As already mentioned, 2012 was overwhelmingly a year of transition: two cities and one tiny town, two and half jobs, four very different living situations, and ten “roommates.” It was a whirlwind, and I can’t believe I ended up here in many ways. A year ago, I wouldn’t have predicted 90% of what has happened in 2012. Transitions aren’t easy, but I am so grateful for God who remains with me throughout it all, understands my fear of change, encourages me to embrace the vulnerability of newness, and keeps surprising me.
2012 was a lesson in learning to trust my heart. It was applying to grad school, getting acceptance letters in the mail, and feeling… nothing. It was turning down acceptances to really good grad programs in favor of the unknown. It was the decision between staying in Boston and coming back to Missouri. It was realizing that, for now, what was pulling me back to the Midwest was stronger than what was keeping me in Boston. It was moving back home without a plan and trusting that it all would fall into place. (And it was being thrilled when everything somehow did.)
2012 was figuring out what I wanted—and then changing my mind (because that is allowed). It was caring enough to let my heart get a little broken. It was feeling so much that it was sometimes overwhelming, but knowing that embracing those feelings indicates a form of self-awareness that makes me stronger. It was saying how I felt, even though at that moment it felt like the most terrifying thing in the world. 2012 was not having regrets, being eternally grateful for the kindness of strangers, learning patience, and being continually blessed by the relationships in my life.

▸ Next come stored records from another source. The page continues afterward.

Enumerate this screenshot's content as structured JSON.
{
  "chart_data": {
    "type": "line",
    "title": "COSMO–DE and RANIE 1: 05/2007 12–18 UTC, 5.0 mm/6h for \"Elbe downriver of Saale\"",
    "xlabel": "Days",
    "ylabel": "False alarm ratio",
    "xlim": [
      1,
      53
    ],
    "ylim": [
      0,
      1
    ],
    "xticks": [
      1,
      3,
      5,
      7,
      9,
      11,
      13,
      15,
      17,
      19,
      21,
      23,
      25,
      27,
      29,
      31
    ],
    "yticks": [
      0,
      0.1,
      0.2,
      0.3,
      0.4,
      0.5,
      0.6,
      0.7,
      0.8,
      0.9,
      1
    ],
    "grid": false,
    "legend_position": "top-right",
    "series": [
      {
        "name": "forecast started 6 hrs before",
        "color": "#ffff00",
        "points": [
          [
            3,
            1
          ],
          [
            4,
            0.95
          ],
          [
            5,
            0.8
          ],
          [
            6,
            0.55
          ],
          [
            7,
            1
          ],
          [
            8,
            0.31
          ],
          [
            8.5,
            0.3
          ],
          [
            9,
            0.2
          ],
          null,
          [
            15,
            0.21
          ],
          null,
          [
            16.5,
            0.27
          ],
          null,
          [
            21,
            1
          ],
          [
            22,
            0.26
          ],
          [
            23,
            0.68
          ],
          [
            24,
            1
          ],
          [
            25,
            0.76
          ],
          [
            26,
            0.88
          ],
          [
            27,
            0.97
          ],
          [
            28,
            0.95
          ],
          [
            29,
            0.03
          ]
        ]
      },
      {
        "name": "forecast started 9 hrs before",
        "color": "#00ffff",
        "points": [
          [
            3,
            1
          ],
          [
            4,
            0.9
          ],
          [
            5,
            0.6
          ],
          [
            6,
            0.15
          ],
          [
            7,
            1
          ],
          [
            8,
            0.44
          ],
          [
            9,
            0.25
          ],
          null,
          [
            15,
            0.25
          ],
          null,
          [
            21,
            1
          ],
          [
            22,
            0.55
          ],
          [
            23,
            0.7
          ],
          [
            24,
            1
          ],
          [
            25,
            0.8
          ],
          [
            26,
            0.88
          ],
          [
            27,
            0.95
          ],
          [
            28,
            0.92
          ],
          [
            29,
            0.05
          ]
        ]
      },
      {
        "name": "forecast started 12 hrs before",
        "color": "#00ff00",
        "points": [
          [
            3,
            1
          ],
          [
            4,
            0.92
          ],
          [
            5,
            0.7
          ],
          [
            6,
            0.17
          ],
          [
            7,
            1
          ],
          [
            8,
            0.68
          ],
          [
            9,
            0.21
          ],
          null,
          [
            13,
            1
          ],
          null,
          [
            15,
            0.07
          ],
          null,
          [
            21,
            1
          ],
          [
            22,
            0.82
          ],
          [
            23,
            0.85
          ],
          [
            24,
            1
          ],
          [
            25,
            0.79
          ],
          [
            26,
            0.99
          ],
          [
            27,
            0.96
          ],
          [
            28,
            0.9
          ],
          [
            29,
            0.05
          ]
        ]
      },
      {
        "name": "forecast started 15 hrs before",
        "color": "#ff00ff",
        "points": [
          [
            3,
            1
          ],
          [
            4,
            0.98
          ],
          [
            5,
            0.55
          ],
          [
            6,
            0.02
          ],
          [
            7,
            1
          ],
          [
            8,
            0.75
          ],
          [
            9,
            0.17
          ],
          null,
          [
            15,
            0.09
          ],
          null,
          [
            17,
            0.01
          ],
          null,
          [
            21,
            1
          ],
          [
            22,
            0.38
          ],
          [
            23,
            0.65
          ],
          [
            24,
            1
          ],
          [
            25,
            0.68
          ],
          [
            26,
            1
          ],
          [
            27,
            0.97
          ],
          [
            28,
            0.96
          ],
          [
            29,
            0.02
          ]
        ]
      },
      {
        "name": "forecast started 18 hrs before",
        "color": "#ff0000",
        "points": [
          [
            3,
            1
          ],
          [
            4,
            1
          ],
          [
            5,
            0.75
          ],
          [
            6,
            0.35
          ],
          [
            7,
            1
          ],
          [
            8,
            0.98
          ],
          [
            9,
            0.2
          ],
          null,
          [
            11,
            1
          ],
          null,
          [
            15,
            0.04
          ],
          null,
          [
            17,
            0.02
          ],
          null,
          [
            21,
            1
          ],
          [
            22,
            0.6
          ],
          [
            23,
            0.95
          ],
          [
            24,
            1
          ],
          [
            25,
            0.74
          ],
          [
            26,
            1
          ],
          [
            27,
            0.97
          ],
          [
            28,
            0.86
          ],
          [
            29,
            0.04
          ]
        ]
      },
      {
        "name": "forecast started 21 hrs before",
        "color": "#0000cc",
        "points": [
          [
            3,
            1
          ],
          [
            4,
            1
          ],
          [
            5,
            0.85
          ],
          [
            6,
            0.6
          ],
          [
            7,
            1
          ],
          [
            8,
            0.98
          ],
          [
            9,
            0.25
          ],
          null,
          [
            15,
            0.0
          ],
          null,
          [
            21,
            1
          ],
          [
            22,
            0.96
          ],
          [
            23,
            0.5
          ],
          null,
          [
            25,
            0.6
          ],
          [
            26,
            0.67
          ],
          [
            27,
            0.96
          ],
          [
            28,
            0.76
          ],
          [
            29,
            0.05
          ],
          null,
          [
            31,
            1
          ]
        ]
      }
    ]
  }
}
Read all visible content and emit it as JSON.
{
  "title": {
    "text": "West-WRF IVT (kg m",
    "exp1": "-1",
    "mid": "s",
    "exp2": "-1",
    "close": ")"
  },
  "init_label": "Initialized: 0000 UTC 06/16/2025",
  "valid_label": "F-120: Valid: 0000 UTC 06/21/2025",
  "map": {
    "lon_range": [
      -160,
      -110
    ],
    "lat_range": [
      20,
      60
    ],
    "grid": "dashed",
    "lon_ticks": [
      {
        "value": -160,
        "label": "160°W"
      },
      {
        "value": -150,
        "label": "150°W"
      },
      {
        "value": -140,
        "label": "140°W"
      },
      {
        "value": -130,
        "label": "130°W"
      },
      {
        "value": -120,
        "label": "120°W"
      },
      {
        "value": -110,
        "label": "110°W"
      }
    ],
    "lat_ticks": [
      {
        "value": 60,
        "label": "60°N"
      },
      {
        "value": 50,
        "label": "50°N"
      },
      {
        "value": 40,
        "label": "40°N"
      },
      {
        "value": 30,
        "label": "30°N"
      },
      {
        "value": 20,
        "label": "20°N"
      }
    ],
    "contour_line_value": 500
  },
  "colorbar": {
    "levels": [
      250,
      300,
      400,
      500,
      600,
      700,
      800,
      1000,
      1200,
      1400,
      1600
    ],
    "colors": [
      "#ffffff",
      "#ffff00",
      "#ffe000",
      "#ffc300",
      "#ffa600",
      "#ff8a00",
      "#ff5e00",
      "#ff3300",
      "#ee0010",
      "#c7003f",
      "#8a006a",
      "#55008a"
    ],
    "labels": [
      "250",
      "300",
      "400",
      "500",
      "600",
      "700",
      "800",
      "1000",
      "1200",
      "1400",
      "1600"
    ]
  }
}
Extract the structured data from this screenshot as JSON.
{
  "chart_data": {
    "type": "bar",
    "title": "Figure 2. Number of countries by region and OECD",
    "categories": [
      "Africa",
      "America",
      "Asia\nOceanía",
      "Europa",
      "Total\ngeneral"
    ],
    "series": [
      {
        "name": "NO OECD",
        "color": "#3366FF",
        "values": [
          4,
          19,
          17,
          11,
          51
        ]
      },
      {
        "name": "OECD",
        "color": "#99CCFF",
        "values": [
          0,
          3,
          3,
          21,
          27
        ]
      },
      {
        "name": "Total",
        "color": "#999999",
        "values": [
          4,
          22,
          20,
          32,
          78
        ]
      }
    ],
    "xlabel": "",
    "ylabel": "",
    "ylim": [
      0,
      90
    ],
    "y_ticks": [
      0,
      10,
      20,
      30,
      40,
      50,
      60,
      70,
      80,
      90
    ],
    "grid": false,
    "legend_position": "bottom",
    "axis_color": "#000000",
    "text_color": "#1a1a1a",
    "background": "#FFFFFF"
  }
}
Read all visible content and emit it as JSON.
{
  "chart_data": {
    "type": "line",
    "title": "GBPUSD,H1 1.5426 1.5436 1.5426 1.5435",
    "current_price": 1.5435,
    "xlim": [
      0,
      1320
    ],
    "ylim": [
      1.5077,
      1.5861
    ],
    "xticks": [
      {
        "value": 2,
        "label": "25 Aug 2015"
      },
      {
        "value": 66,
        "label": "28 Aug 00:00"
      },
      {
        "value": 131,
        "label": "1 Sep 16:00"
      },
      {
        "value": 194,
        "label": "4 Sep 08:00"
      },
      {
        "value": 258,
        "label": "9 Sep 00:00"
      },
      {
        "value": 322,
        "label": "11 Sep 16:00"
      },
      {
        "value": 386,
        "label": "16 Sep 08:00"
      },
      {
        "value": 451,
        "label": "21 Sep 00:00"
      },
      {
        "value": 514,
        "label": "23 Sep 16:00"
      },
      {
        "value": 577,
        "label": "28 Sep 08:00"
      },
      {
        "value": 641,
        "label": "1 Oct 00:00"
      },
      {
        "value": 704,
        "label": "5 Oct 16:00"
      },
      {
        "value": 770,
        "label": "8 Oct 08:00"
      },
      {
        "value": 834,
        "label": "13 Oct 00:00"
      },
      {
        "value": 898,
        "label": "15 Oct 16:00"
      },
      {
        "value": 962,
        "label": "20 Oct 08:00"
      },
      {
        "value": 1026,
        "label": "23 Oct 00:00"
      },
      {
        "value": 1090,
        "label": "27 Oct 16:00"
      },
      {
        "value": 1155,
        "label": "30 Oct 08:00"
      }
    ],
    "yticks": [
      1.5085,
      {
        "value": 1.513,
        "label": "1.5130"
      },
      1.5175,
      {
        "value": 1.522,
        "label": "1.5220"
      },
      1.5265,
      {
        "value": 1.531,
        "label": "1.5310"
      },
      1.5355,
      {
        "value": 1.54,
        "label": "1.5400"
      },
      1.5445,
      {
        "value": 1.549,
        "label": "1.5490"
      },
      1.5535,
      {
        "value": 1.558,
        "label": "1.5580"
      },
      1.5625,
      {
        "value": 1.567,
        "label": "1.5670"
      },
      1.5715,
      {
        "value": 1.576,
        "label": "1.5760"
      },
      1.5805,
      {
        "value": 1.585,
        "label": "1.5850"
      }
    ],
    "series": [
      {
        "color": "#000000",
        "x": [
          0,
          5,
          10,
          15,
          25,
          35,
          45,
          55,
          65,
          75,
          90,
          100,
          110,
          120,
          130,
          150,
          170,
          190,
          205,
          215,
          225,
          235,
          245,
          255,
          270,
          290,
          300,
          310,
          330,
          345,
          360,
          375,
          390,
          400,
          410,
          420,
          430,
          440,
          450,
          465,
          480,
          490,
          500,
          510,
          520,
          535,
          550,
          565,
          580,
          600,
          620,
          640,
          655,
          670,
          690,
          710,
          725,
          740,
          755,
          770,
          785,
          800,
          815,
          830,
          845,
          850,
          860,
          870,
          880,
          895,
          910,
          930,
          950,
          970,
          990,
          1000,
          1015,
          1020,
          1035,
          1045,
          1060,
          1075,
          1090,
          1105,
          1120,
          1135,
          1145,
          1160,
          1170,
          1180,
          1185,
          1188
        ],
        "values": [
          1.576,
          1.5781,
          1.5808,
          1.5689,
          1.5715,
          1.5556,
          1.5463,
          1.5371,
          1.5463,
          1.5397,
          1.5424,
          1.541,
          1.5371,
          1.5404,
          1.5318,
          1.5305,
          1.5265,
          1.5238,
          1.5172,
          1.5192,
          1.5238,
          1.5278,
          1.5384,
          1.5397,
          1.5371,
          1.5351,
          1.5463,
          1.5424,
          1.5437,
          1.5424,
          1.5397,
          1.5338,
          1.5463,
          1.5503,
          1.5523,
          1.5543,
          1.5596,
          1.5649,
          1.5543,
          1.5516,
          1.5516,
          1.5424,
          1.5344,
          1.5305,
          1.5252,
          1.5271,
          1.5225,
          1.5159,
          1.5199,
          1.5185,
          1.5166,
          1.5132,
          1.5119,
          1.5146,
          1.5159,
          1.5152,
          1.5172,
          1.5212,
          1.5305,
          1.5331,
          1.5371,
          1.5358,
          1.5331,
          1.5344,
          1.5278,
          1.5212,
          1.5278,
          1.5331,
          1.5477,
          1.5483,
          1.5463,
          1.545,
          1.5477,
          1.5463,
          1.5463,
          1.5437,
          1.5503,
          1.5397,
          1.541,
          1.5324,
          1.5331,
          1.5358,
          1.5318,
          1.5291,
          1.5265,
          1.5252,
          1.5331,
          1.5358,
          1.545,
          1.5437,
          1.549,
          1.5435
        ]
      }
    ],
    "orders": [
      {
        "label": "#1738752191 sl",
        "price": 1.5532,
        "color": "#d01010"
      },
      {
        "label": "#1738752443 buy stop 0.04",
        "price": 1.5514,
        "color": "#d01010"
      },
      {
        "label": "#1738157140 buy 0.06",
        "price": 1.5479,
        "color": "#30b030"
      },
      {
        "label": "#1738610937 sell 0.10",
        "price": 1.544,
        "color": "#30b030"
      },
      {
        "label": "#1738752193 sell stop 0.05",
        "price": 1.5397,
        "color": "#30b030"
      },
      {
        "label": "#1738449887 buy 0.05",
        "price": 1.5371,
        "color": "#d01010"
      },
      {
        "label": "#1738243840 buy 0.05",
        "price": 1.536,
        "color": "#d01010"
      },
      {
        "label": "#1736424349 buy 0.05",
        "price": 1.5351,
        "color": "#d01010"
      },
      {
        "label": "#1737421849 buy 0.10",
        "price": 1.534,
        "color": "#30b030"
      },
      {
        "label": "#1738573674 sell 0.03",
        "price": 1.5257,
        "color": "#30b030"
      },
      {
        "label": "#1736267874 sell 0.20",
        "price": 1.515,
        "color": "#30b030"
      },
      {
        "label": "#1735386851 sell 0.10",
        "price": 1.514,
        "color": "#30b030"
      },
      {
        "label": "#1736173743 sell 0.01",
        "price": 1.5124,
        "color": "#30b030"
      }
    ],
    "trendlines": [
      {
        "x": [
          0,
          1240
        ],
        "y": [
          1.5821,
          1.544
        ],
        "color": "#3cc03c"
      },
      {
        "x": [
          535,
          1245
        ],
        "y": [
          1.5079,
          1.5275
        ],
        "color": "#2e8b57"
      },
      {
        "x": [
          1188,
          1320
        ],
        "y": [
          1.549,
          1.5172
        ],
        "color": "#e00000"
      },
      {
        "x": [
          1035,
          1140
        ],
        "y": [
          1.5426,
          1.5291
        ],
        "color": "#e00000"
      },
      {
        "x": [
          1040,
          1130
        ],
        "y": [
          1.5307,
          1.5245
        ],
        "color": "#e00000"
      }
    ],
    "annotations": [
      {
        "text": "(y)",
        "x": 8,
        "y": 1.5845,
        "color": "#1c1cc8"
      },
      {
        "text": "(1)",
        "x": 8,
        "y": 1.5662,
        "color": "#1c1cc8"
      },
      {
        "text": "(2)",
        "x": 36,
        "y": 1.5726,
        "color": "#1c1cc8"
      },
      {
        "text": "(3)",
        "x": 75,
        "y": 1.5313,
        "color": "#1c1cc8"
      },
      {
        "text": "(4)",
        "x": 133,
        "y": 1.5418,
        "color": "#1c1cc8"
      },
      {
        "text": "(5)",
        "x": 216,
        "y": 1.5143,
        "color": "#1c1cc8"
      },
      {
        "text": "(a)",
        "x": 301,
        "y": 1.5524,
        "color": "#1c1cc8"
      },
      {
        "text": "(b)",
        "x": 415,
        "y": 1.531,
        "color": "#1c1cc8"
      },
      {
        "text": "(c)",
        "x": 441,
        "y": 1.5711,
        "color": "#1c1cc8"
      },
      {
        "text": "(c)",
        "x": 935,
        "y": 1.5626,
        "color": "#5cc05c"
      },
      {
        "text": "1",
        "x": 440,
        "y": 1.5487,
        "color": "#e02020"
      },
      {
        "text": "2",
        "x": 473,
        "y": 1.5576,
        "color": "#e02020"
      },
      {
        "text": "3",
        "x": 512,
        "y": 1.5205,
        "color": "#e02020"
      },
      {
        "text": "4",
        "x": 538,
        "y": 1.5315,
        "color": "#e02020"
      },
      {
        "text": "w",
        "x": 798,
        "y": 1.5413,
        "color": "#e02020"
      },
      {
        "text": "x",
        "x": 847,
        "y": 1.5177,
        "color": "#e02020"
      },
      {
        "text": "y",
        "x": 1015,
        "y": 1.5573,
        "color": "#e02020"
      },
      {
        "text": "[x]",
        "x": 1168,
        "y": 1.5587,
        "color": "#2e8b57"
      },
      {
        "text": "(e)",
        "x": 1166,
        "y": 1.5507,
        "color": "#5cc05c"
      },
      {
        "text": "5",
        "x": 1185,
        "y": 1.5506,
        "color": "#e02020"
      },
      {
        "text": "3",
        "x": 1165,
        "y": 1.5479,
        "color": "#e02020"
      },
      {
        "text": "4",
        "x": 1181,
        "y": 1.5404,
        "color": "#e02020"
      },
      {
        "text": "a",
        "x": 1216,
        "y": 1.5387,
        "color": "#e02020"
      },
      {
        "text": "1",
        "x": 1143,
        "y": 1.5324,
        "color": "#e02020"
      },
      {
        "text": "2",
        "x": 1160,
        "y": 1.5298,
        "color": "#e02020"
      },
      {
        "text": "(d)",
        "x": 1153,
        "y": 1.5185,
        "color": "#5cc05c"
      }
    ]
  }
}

2012 was nights falling asleep to Mat Kearney and the sound of the commuter rail, listening to “Shake it Out” by Florence & The Machine on the morning of my 23rd birthday, a summer defined by Maggie’s mix CDs, and a fall with Mumford & Sons and the Lumineers on repeat (and okay, Taylor Swift’s new album too). It was watching the entire first season of Girls in 24 hours, not because my life resembles a cast of HBO characters, but because that whole idea of “kind of maybe getting it together” resonates.

2012 was my daily walk to Casserly House, wandering around the South End and hearing “Boston” by Augustana play at the perfect moment, eating popsicles with Mike, picnics at the Public Garden, and sleeping on the Casa Taj balcony. It was quiet drives on my favorite country roads, so much beautiful time with family, playing assistant wedding planner, endless resumes and cover letters, and the feeling I had when I stepped into my new office for the first time. It was learning a new workplace, figuring out life as an FJV, and watching the sun set over the St. Louis skyline and falling in love with this city all over again.

What is 2013 going to be about? At this rate, it’s hard to say. I have lots of hopes, but I’m still pretty into the idea of making mistakes—but I’m also intent on learning from them and putting a few of the lessons I’ve already learned into practice. I hope I keep growing. I hope I keep challenging myself. And mostly, I hope I keep being surprised by life and myself.

Thank you for a beautiful year, friends. I wish you all the best in 2013.

“May your coming year be filled with magic and dreams and good madness. I hope you read some fine books and kiss someone who thinks you’re wonderful. And don’t forget to make some art, write or draw or build or sing or live as only you can. And somewhere in the next year, I hope you surprise yourself.” –Neil Gaiman

P.S. And quite obviously, I took way too many pictures of sunsets in 2012.